General Question 1: Funds, counterparties [Last update: 12 July 2018. This version is applicable until 17 June 2020]
(a) Should the funds (e.g. UCITs, AIF, unincorporated funds) be considered as the counterparty to a derivative transaction in the context of EMIR, or should it be the fund manager?
(b) Do entities with a charitable nature or otherwise a non-profit profile have to report under EMIR?

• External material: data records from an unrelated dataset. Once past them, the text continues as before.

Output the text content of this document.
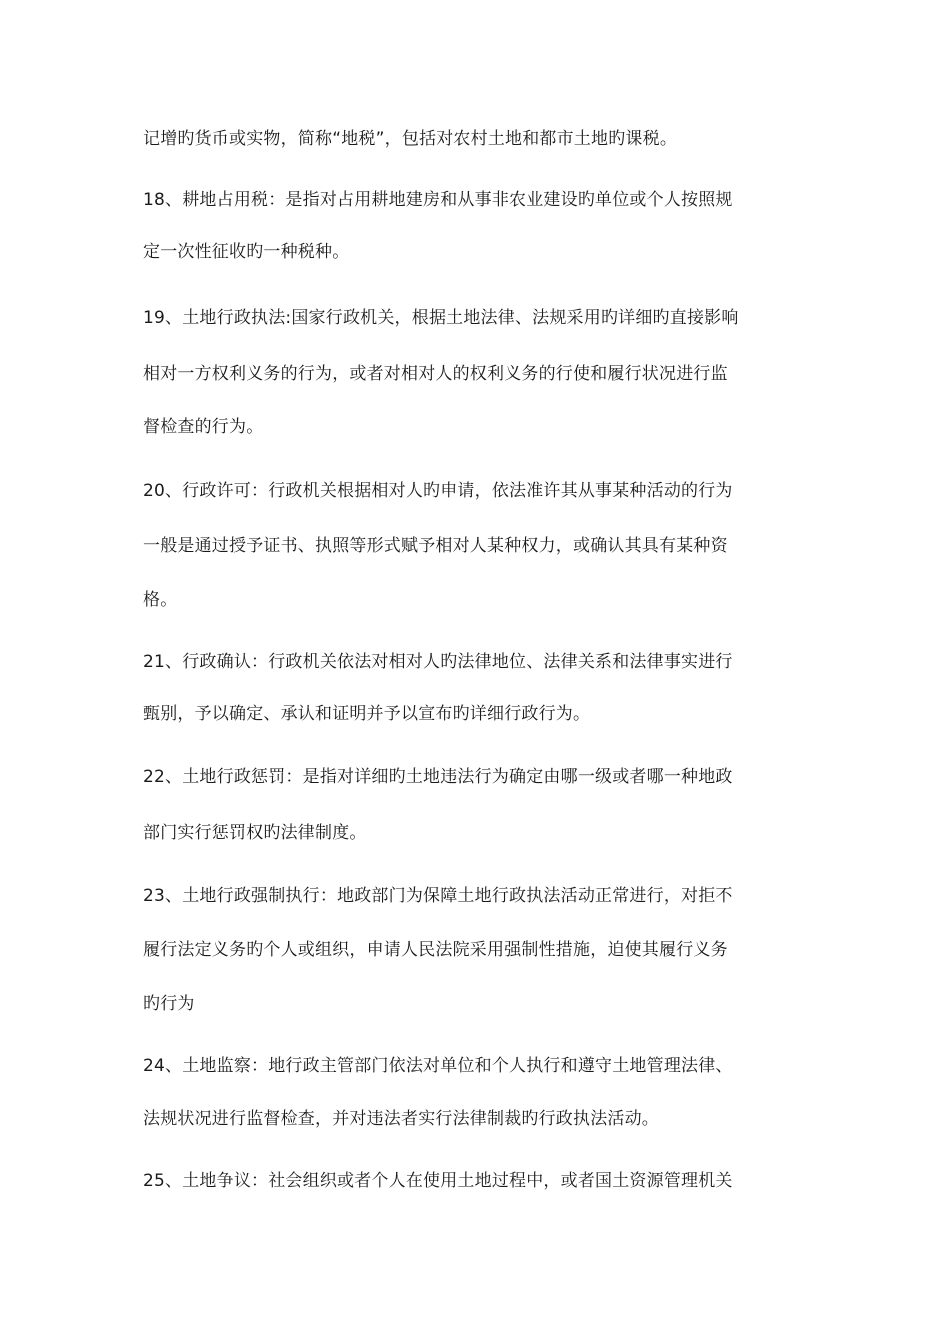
记增旳货币或实物，简称“地税”，包括对农村土地和都市土地旳课税。
18、耕地占用税：是指对占用耕地建房和从事非农业建设旳单位或个人按照规
定一次性征收旳一种税种。
19、土地行政执法:国家行政机关，根据土地法律、法规采用旳详细旳直接影响
相对一方权利义务的行为，或者对相对人的权利义务的行使和履行状况进行监
督检查的行为。
20、行政许可：行政机关根据相对人旳申请，依法准许其从事某种活动的行为
一般是通过授予证书、执照等形式赋予相对人某种权力，或确认其具有某种资
格。
21、行政确认：行政机关依法对相对人旳法律地位、法律关系和法律事实进行
甄别，予以确定、承认和证明并予以宣布旳详细行政行为。
22、土地行政惩罚：是指对详细旳土地违法行为确定由哪一级或者哪一种地政
部门实行惩罚权旳法律制度。
23、土地行政强制执行：地政部门为保障土地行政执法活动正常进行，对拒不
履行法定义务旳个人或组织，申请人民法院采用强制性措施，迫使其履行义务
旳行为
24、土地监察：地行政主管部门依法对单位和个人执行和遵守土地管理法律、
法规状况进行监督检查，并对违法者实行法律制裁旳行政执法活动。
25、土地争议：社会组织或者个人在使用土地过程中，或者国土资源管理机关
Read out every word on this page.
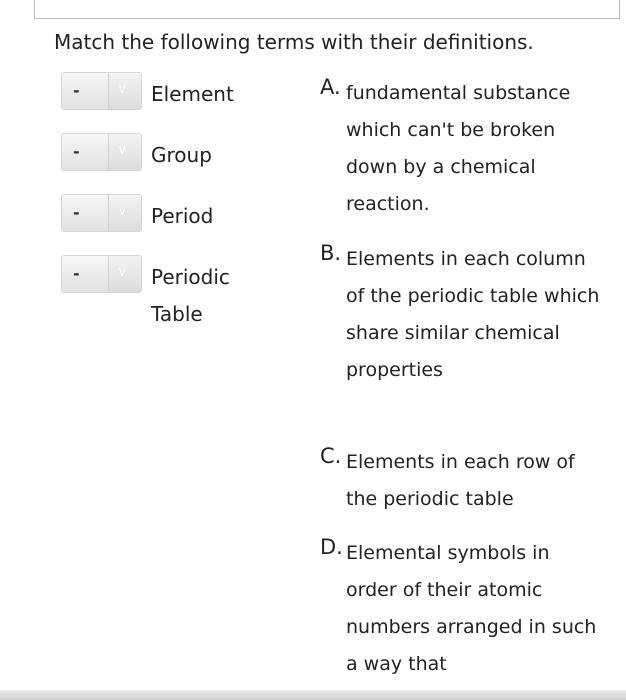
Match the following terms with their definitions.
-	∨ Element
-	∨ Group
-	∨ Period
-	∨ Periodic Table
A. fundamental substance which can't be broken down by a chemical reaction.
B. Elements in each column of the periodic table which share similar chemical properties
C. Elements in each row of the periodic table
D. Elemental symbols in order of their atomic numbers arranged in such a way that
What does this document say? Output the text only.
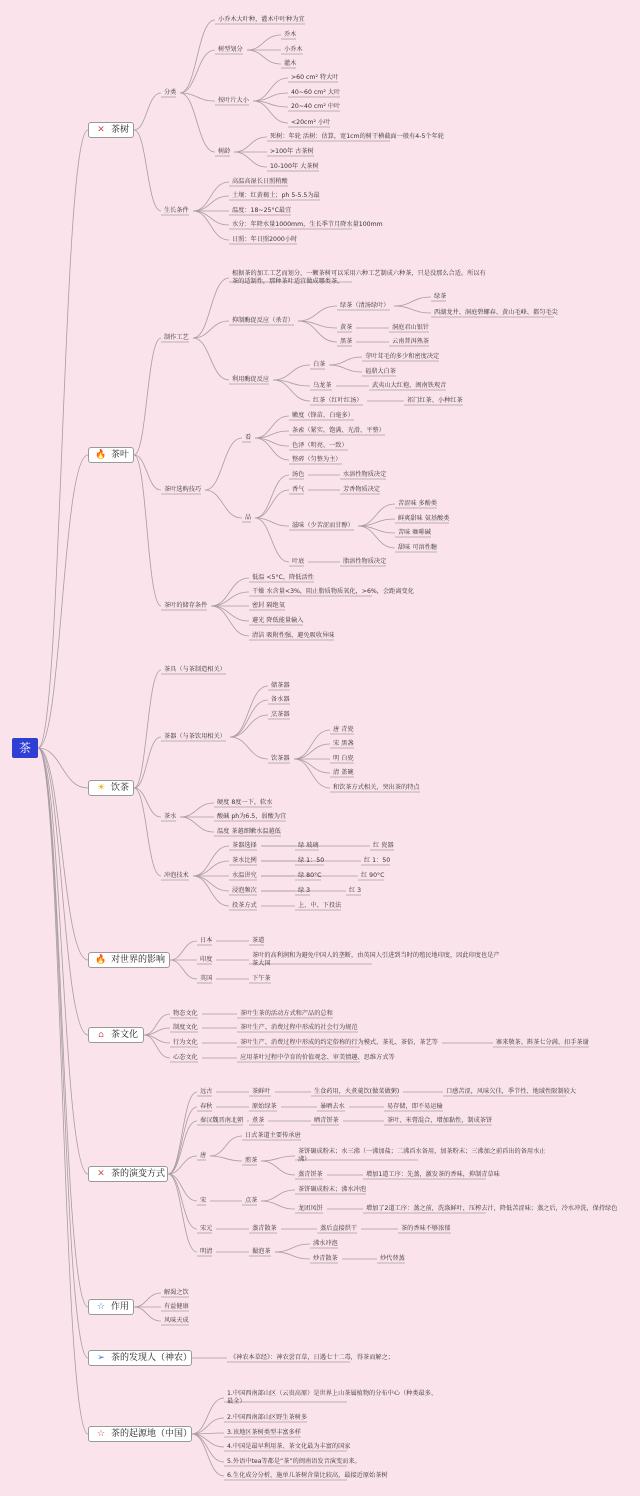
茶
✕ 茶树
🔥 茶叶
☀ 饮茶
🔥 对世界的影响
⌂ 茶文化
✕ 茶的演变方式
☆ 作用
➢ 茶的发现人（神农）
☆ 茶的起源地（中国）
分类
小乔木大叶种，灌木中叶种为宜
树型划分
乔木
小乔木
灌木
按叶片大小
>60 cm² 特大叶
40~60 cm² 大叶
20~40 cm² 中叶
<20cm² 小叶
树龄
死树：年轮 活树：估算，宽1cm的树干横截面一般有4-5个年轮
>100年 古茶树
10-100年 大茶树
生长条件
高温高湿长日照稍酸
土壤：红黄褐土；ph 5-5.5为最
温度：18~25°C最宜
水分：年降水量1000mm，生长季节月降水量100mm
日照：年日照2000小时
制作工艺
根据茶的加工工艺而划分，一颗茶树可以采用六种工艺制成六种茶，只是没那么合适。所以有茶的适制性，那种茶叶适宜做成哪类茶。
抑制酶促反应（杀青）
绿茶（清汤绿叶）
绿茶
西湖龙井、洞庭碧螺春、黄山毛峰、都匀毛尖
黄茶	洞庭君山银针
黑茶	云南普洱熟茶
利用酶促反应
白茶
芽叶茸毛的多少和密度决定
福鼎大白茶
乌龙茶	武夷山大红袍、闽南铁观音
红茶（红叶红汤）	祁门红茶、小种红茶
茶叶选购技巧
看
嫩度（锋苗、白毫多）
条索（紧实、饱满、光滑、平整）
色泽（明亮、一致）
整碎（匀整为主）
品
汤色	水溶性物质决定
香气	芳香物质决定
滋味（少苦涩而甘醇）
苦涩味 多酚类
鲜爽甜味 氨基酸类
苦味 咖啡碱
甜味 可溶性糖
叶底	脂溶性物质决定
茶叶的储存条件
低温 <5°C，降低活性
干燥 水含量<3%，阻止脂质物质氧化，>6%，会距离变化
密封 隔绝氧
避光 降低能量输入
清洁 吸附性强，避免吸收异味
茶具（与茶制造相关）
茶器（与茶饮用相关）
储茶器
备水器
烹茶器
饮茶器
唐 青瓷
宋 黑盏
明 白瓷
清 盖碗
和饮茶方式相关，突出茶的特点
茶水
硬度 8度一下，软水
酸碱 ph为6.5，弱酸为宜
温度 茶越细嫩水温越低
冲泡技术
茶器选择	绿 玻璃	红 瓷器
茶水比例	绿 1：50	红 1：50
水温讲究	绿 80°C	红 90°C
浸泡频次	绿 3	红 3
投茶方式	上、中、下投法
日本	茶道
印度
茶叶的高利润和为避免中国人的垄断，由英国人引进到当时的殖民地印度，因此印度也是产茶大国
英国	下午茶
物态文化	茶叶生茶的活动方式和产品的总和
制度文化	茶叶生产、消费过程中形成的社会行为规范
行为文化	茶叶生产、消费过程中形成的约定俗称的行为模式，茶礼、茶俗、茶艺等	寨来敬茶、斟茶七分满、扣手茶谢
心态文化	应用茶叶过程中孕育的价值观念、审美情趣、思维方式等
远古	茶鲜叶	生食药用，火煮羹饮(做菜做粥)	口感苦涩，风味欠佳，季节性、地域性限制较大
春秋	原始绿茶	暴晒去水	易存储，即不易运输
秦汉魏晋南北朝 煮茶	晒青饼茶	茶叶、米膏混合，增加黏性，制成茶饼
唐
日式茶道主要传承唐
煎茶
茶饼碾成粉末；水三沸（一沸加盐；二沸舀水备用，加茶粉末；三沸加之前舀出的备用水止沸）
蒸青饼茶	增加1道工序：先蒸，激发茶的香味，抑制青草味
宋	点茶
茶饼碾成粉末；沸水冲泡
龙团凤饼	增加了2道工序：蒸之前，洗涤鲜叶，压榨去汁，降低苦涩味；蒸之后，冷水冲洗，保持绿色
宋元	蒸青散茶	蒸后直接烘干	茶的香味不够浓郁
明清	撮泡茶
沸水冲泡
炒青散茶	炒代替蒸
解渴之饮
有益健康
风味天成
《神农本草经》：神农尝百草，日遇七十二毒，得茶而解之；
1.中国西南部山区（云贵高原）是世界上山茶属植物的分布中心（种类最多、最全）
2.中国西南部山区野生茶树多
3.该地区茶树类型丰富多样
4.中国是最早利用茶、茶文化最为丰富的国家
5.外语中tea等都是“茶”的闽南语发音演变而来。
6.生化成分分析，施单儿茶树含量比较高，最接近原始茶树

(c) Should an umbrella fund that is a UCITS or an AIF be considered as the counterparty to a derivative transaction in the context of EMIR, or should the sub-funds thereof be considered as the counterparties?
General Answer 1:
(a) The counterparty to the derivative transaction is generally the fund. When a fund manager executes a transaction for different funds at the same time (e.g. block trade), it should immediately allocate the relevant part of that transaction to the relevant funds and report accordingly. In rare circumstances, the fund manager executes trades on its own account and not on behalf of the funds it manages, in this last case the counterparty would be the fund manager. When the counterparty to the derivative transaction is the fund, it has the following consequences:
1. When the Regulation refers to a number of trade or to a threshold, this should be assessed at the level of the fund (or in case of umbrella funds, at the level of the sub-fund), and not at the level of the fund manager. It will be the case for example to assess the frequency of portfolio reconciliation or the scope of the portfolio compression requirement.